Ambr'erò opens with a powerful, spicy, dirty and carnally shady accord right out of a classic dusty feminine chypre; the amber is thick and dense, dark, boozy, lying on a base of mossy-earthy and slightly animalic notes which enhance its darker and gloomier side - I smell here benzoin, patchouli, oak moss, even civet perhaps. At the center floats a vibrant jasmine note, which is good and realistic and adds a humid, heavy and "grey" floral note to an already dark blend. An interesting amber scent for sure, really spicy and musky, and a bit "moldy" too, which retains the dusty and golden warmth of amber but underlines its darker nuances in a creative and clever way. I also detect something similar to ambergris, and I mean the real one, a sort of camphoraceous, organic, salty smell which is typical of that material - but perhaps it may just be vetiver blending with other notes. On the drydown Ambr'erò sticks to its dark, spicy, woody chypre path, well centered on the baroque, almost intoxicating richness of jasmine, with a warm, dirty, somehow musky shade of amber. Really elegant, compelling and pleasant to wear, sumptuously austere, well built for sure: a peculiar scent which starts from chypres but twists the clichés in an unusual modern way. Great persistence, powerful projection. Remarkable.

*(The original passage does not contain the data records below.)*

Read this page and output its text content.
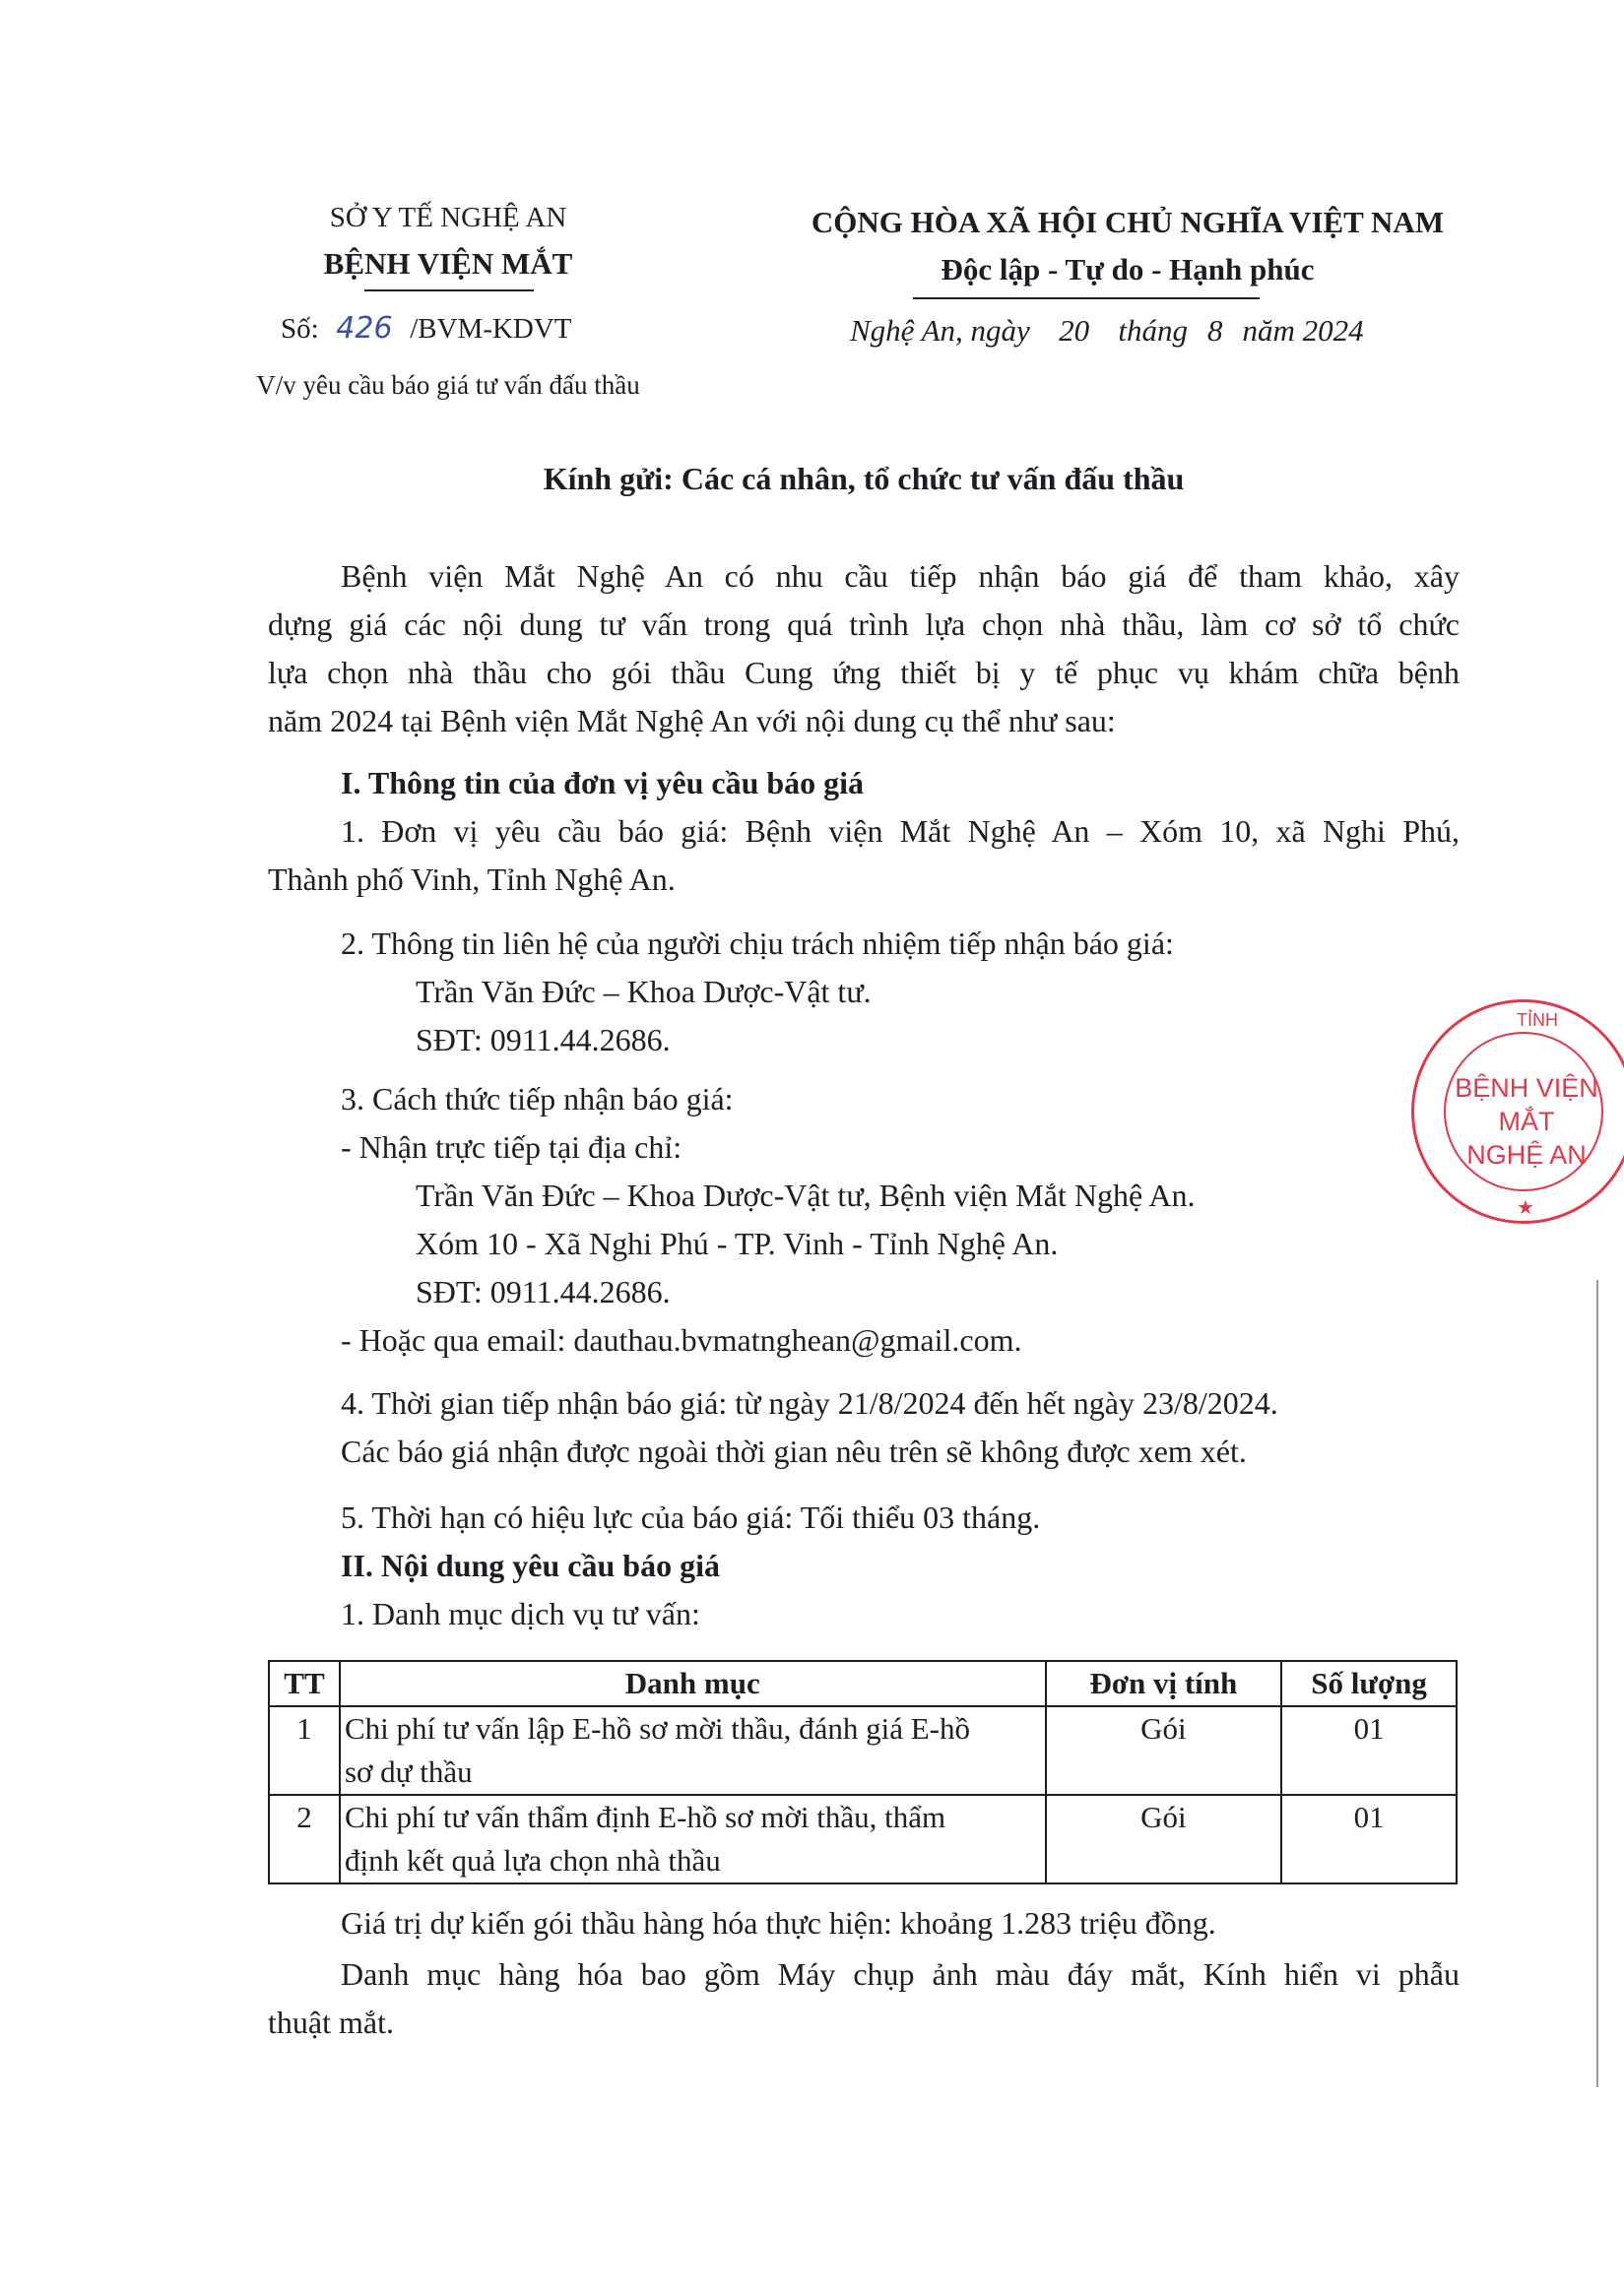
SỞ Y TẾ NGHỆ AN
BỆNH VIỆN MẮT
Số: 426 /BVM-KDVT
V/v yêu cầu báo giá tư vấn đấu thầu
CỘNG HÒA XÃ HỘI CHỦ NGHĨA VIỆT NAM
Độc lập - Tự do - Hạnh phúc
Nghệ An, ngày 20 tháng 8 năm 2024
Kính gửi: Các cá nhân, tổ chức tư vấn đấu thầu

Bệnh viện Mắt Nghệ An có nhu cầu tiếp nhận báo giá để tham khảo, xây

dựng giá các nội dung tư vấn trong quá trình lựa chọn nhà thầu, làm cơ sở tổ chức

lựa chọn nhà thầu cho gói thầu Cung ứng thiết bị y tế phục vụ khám chữa bệnh

năm 2024 tại Bệnh viện Mắt Nghệ An với nội dung cụ thể như sau:

I. Thông tin của đơn vị yêu cầu báo giá

1. Đơn vị yêu cầu báo giá: Bệnh viện Mắt Nghệ An – Xóm 10, xã Nghi Phú,

Thành phố Vinh, Tỉnh Nghệ An.

2. Thông tin liên hệ của người chịu trách nhiệm tiếp nhận báo giá:
Trần Văn Đức – Khoa Dược-Vật tư.
SĐT: 0911.44.2686.
3. Cách thức tiếp nhận báo giá:
- Nhận trực tiếp tại địa chỉ:
Trần Văn Đức – Khoa Dược-Vật tư, Bệnh viện Mắt Nghệ An.
Xóm 10 - Xã Nghi Phú - TP. Vinh - Tỉnh Nghệ An.
SĐT: 0911.44.2686.
- Hoặc qua email: dauthau.bvmatnghean@gmail.com.
4. Thời gian tiếp nhận báo giá: từ ngày 21/8/2024 đến hết ngày 23/8/2024.
Các báo giá nhận được ngoài thời gian nêu trên sẽ không được xem xét.
5. Thời hạn có hiệu lực của báo giá: Tối thiểu 03 tháng.
II. Nội dung yêu cầu báo giá
1. Danh mục dịch vụ tư vấn:
TT	Danh mục	Đơn vị tính	Số lượng
1	Chi phí tư vấn lập E-hồ sơ mời thầu, đánh giá E-hồ
sơ dự thầu	Gói	01
2	Chi phí tư vấn thẩm định E-hồ sơ mời thầu, thẩm
định kết quả lựa chọn nhà thầu	Gói	01
Giá trị dự kiến gói thầu hàng hóa thực hiện: khoảng 1.283 triệu đồng.

Danh mục hàng hóa bao gồm Máy chụp ảnh màu đáy mắt, Kính hiển vi phẫu

thuật mắt.

TỈNH
BỆNH VIỆN
MẮT
NGHỆ AN
★
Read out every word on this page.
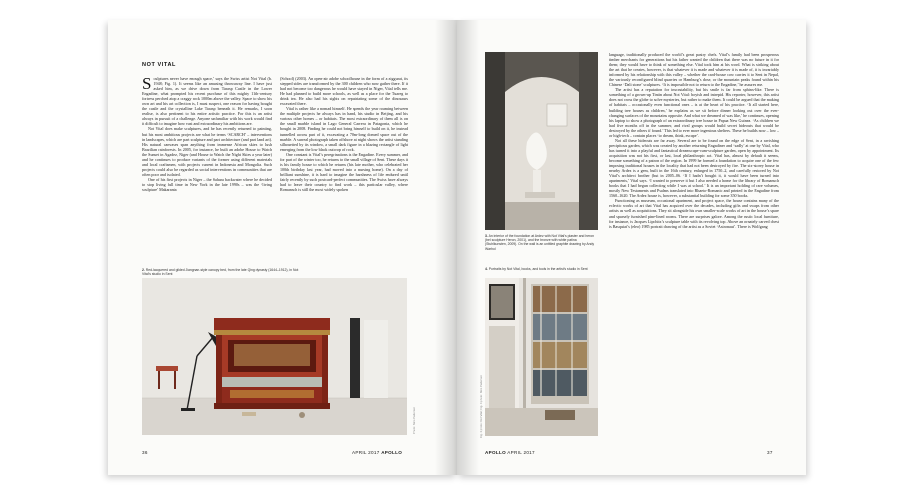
NOT VITAL

Sculptures never have enough space,’ says the Swiss artist Not Vital (b. 1948; Fig. 1). It seems like an amusing throwaway line. I have just asked him, as we drive down from Tarasp Castle in the Lower Engadine, what prompted his recent purchase of this mighty 11th-century fortress perched atop a craggy rock 1000m above the valley. Space to show his own art and his art collection is, I must suspect, one reason for having bought the castle and the crystalline Lake Tarasp beneath it. He remarks, I soon realise, is also pertinent to his entire artistic practice. For this is an artist always in pursuit of a challenge. Anyone unfamiliar with his work would find it difficult to imagine how vast and extraordinary his ambitions are.

Not Vital does make sculptures, and he has recently returned to painting, but his most ambitious projects are what he terms ‘SCARCH’ – interventions in landscapes, which are part sculpture and part architecture (and part land art). His natural canvases span anything from immense African skies to lush Brazilian rainforests. In 2005, for instance, he built an adobe House to Watch the Sunset in Agadez, Niger (and House to Watch the Night Skies a year later) and he continues to produce variants of the former using different materials and local craftsmen, with projects current in Indonesia and Mongolia. Such projects could also be regarded as social interventions in communities that are often poor and isolated.

One of his first projects in Niger – the Sahara backwater where he decided to stop living full time in New York in the late 1990s – was the ‘living sculpture’ Makaranta

(School) (2003). An open-air adobe schoolhouse in the form of a ziggurat, its stepped sides are transformed by the 300 children who now gather there. If it had not become too dangerous he would have stayed in Niger, Vital tells me. He had planned to build more schools, as well as a place for the Tuareg to drink tea. He also had his sights on repatriating some of the dinosaurs excavated there.

Vital is rather like a nomad himself. He spends the year roaming between the multiple projects he always has in hand, his studio in Beijing, and his various other homes – or habitats. The most extraordinary of them all is on the small marble island in Lago General Carrera in Patagonia, which he bought in 2008. Finding he could not bring himself to build on it, he instead tunnelled across part of it, excavating a 70m-long domed space out of the marble. A surreal photograph taken offshore at night shows the artist standing silhouetted by its window, a small dark figure in a blazing rectangle of light emerging from the low black outcrop of rock.

One constant is Vital’s peregrinations is the Engadine. Every summer, and for part of the winter too, he returns to the small village of Sent. These days it is his family house to which he returns (his late mother, who celebrated her 100th birthday last year, had moved into a nursing home). On a day of brilliant sunshine, it is hard to imagine the harshness of life endured until fairly recently by such postcard-perfect communities. The Swiss have always had to leave their country to find work – this particular valley, where Romansch is still the most widely spoken

2. Red-lacquered and gilded Jiangnan-style canopy bed, from the late Qing dynasty (1644–1912), in Not Vital’s studio in Sent
Photo: Nico Pedersen
36	APRIL 2017 APOLLO
3. An interior of the foundation at Ardez with Not Vital’s plaster and heron (bel sculpture Heron, 2001), and the bronze with white patina (Stuhlkunsten, 2009). On the wall is an untitled graphite drawing by Andy Warhol
4. Portraits by Not Vital, books, and tools in the artist’s studio in Sent
Fig. 3 photo: Not Vital; Fig. 4 photo: Nico Pedersen

language, traditionally produced the world’s great pastry chefs. Vital’s family had been prosperous timber merchants for generations but his father wanted the children that there was no future in it for them; they would have to think of something else. Vital took him at his word. What is striking about the art that he creates, however, is that whatever it is made and whatever it is made of, it is invariably informed by his relationship with this valley – whether the card-house cow carries it to Sent in Nepal, the variously reconfigured blind quarries or Hamburg’s dose, or the mountain peaks found within his Chinese ‘Dali stone’ sculptures. ‘It is impossible not to return to the Engadine,’ he assures me.

The artist has a reputation for inscrutability, but his smile is far from sphinx-like. There is something of a grown-up Tintin about Not Vital: boyish and intrepid. His reporter, however, this artist does not cross the globe to solve mysteries, but rather to make them. It could be argued that the making of habitats – occasionally even functional ones – is at the heart of his practice. ‘It all started here, building tree houses as children,’ he explains as we sit before dinner looking out over the ever-changing surfaces of the mountains opposite. And what we dreamed of was like,’ he continues, opening his laptop to show a photograph of an extraordinary tree house in Papua New Guinea. ‘As children we had five months off in the summer, and rival groups would build secret hideouts that would be destroyed by the others if found.’ This led to ever more ingenious shelters. These he builds now – low – or high-tech – contain places ‘to dream, think, escape’.

Not all these hideouts are far away. Several are to be found on the edge of Sent, in a ravishing precipitous garden, which was created by another returning Engadiner and ‘sadly’ at one by Vital, who has turned it into a playful and fantastical dreamscape-cum-sculpture garden, open by appointment. Its acquisition was not his first, or last, local philanthropic act. Vital has, almost by default it seems, become something of a patron of the region. In 1999 he formed a foundation to acquire one of the few imposing traditional houses in the locality that had not been destroyed by fire. The six-storey house in nearby Ardez is a gem, built in the 16th century, enlarged in 1750–2, and carefully restored by Not Vital’s architect brother (but in 2005–06. ‘If I hadn’t bought it, it would have been turned into apartments,’ Vital says. ‘I wanted to preserve it but I also needed a home for the library of Romansch books that I had begun collecting while I was at school.’ It is an important holding of rare volumes, mostly New Testaments and Psalms translated into Rhaeto-Romanic and printed in the Engadine from 1560–1620. The Ardez house is, however, a substantial building for some 350 books.

Functioning as museum, occasional apartment, and project space, the house contains many of the eclectic works of art that Vital has acquired over the decades, including gifts and swaps from other artists as well as acquisitions. They sit alongside his own smaller-scale works of art in the house’s spare and sparsely furnished pine-lined rooms. There are surprises galore. Among the rustic local furniture, for instance, is Jacques Lipchitz’s sculpture table with its revolving top. Above an ornately carved chest is Basquiat’s (eleo) 1985 portrait drawing of the artist as a Soviet ‘Astronaut’. There is Wolfgang

APOLLO APRIL 2017	37
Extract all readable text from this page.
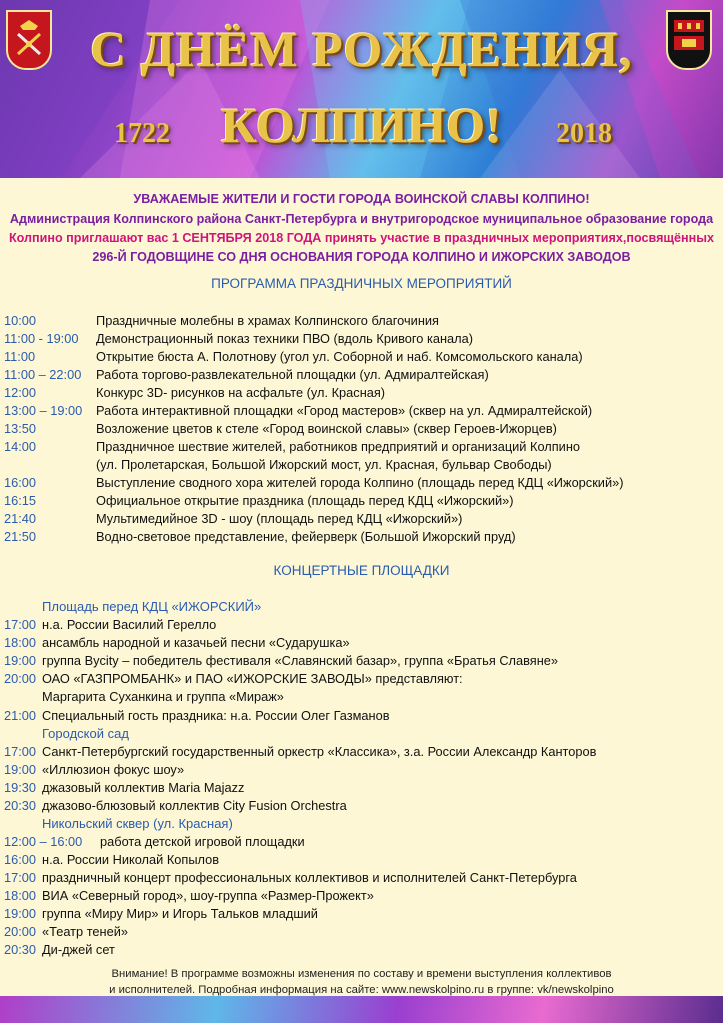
С ДНЁМ РОЖДЕНИЯ,
КОЛПИНО!
1722	2018
УВАЖАЕМЫЕ ЖИТЕЛИ И ГОСТИ ГОРОДА ВОИНСКОЙ СЛАВЫ КОЛПИНО!
Администрация Колпинского района Санкт-Петербурга и внутригородское муниципальное образование города
Колпино приглашают вас 1 СЕНТЯБРЯ 2018 ГОДА принять участие в праздничных мероприятиях,посвящённых
296-Й ГОДОВЩИНЕ СО ДНЯ ОСНОВАНИЯ ГОРОДА КОЛПИНО И ИЖОРСКИХ ЗАВОДОВ
ПРОГРАММА ПРАЗДНИЧНЫХ МЕРОПРИЯТИЙ
10:00	Праздничные молебны в храмах Колпинского благочиния
11:00 - 19:00 Демонстрационный показ техники ПВО (вдоль Кривого канала)
11:00	Открытие бюста А. Полотнову (угол ул. Соборной и наб. Комсомольского канала)
11:00 – 22:00 Работа торгово-развлекательной площадки (ул. Адмиралтейская)
12:00	Конкурс 3D- рисунков на асфальте (ул. Красная)
13:00 – 19:00 Работа интерактивной площадки «Город мастеров» (сквер на ул. Адмиралтейской)
13:50	Возложение цветов к стеле «Город воинской славы» (сквер Героев-Ижорцев)
14:00	Праздничное шествие жителей, работников предприятий и организаций Колпино
(ул. Пролетарская, Большой Ижорский мост, ул. Красная, бульвар Свободы)
16:00	Выступление сводного хора жителей города Колпино (площадь перед КДЦ «Ижорский»)
16:15	Официальное открытие праздника (площадь перед КДЦ «Ижорский»)
21:40	Мультимедийное 3D - шоу (площадь перед КДЦ «Ижорский»)
21:50	Водно-световое представление, фейерверк (Большой Ижорский пруд)
КОНЦЕРТНЫЕ ПЛОЩАДКИ
Площадь перед КДЦ «ИЖОРСКИЙ»
17:00 н.а. России Василий Герелло
18:00 ансамбль народной и казачьей песни «Сударушка»
19:00 группа Bycity – победитель фестиваля «Славянский базар», группа «Братья Славяне»
20:00 ОАО «ГАЗПРОМБАНК» и ПАО «ИЖОРСКИЕ ЗАВОДЫ» представляют:
Маргарита Суханкина и группа «Мираж»
21:00 Специальный гость праздника: н.а. России Олег Газманов
Городской сад
17:00 Санкт-Петербургский государственный оркестр «Классика», з.а. России Александр Канторов
19:00 «Иллюзион фокус шоу»
19:30 джазовый коллектив Maria Majazz
20:30 джазово-блюзовый коллектив City Fusion Orchestra
Никольский сквер (ул. Красная)
12:00 – 16:00 работа детской игровой площадки
16:00 н.а. России Николай Копылов
17:00 праздничный концерт профессиональных коллективов и исполнителей Санкт-Петербурга
18:00 ВИА «Северный город», шоу-группа «Размер-Прожект»
19:00 группа «Миру Мир» и Игорь Тальков младший
20:00 «Театр теней»
20:30 Ди-джей сет
Внимание! В программе возможны изменения по составу и времени выступления коллективов
и исполнителей. Подробная информация на сайте: www.newskolpino.ru в группе: vk/newskolpino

Cerchi nell'Acqua Ambr'ero' floats the indolic ambery-musky-spicy waters attended by fragrances a la Noel au Balcon, Musc Tonkin, Mona di Orio Nuit Noir, House of Matriarch Midnight and Tom Ford Jasmine Rouge. The approach is intensely ambery, spicy and mellow-floral with a sort of carnal spark (honey, musk, civet?) and a classic chypre background with hints of bergamot, oakmoss, patchouli, animalic patterns and woods supporting the central floral ambery backbone. In my opinion hints of final leather turn out a velvety-silky fluidity. I detect a featuring accord of orange flower, cinnamon, tonka, tuberose-jasmine and musk surrounded by a sort of ambery sparkling aura (somewhat gingery, cardamom veined or minty-aromatic). The intensely floral chypre dry down is also vaguely honeyed and waxy with a touch of classic (slightly retro in style) floral-indolic-animalic stuffiness. Another great appointment by Mr Enrico Buccella.
P.S= along the vaguely powdery dry down the animalic warm notes jump up with a civet presence over a waxy honeyed classically chypre base (more than vaguely conjuring several Bogue MAAI's floral animalic facets).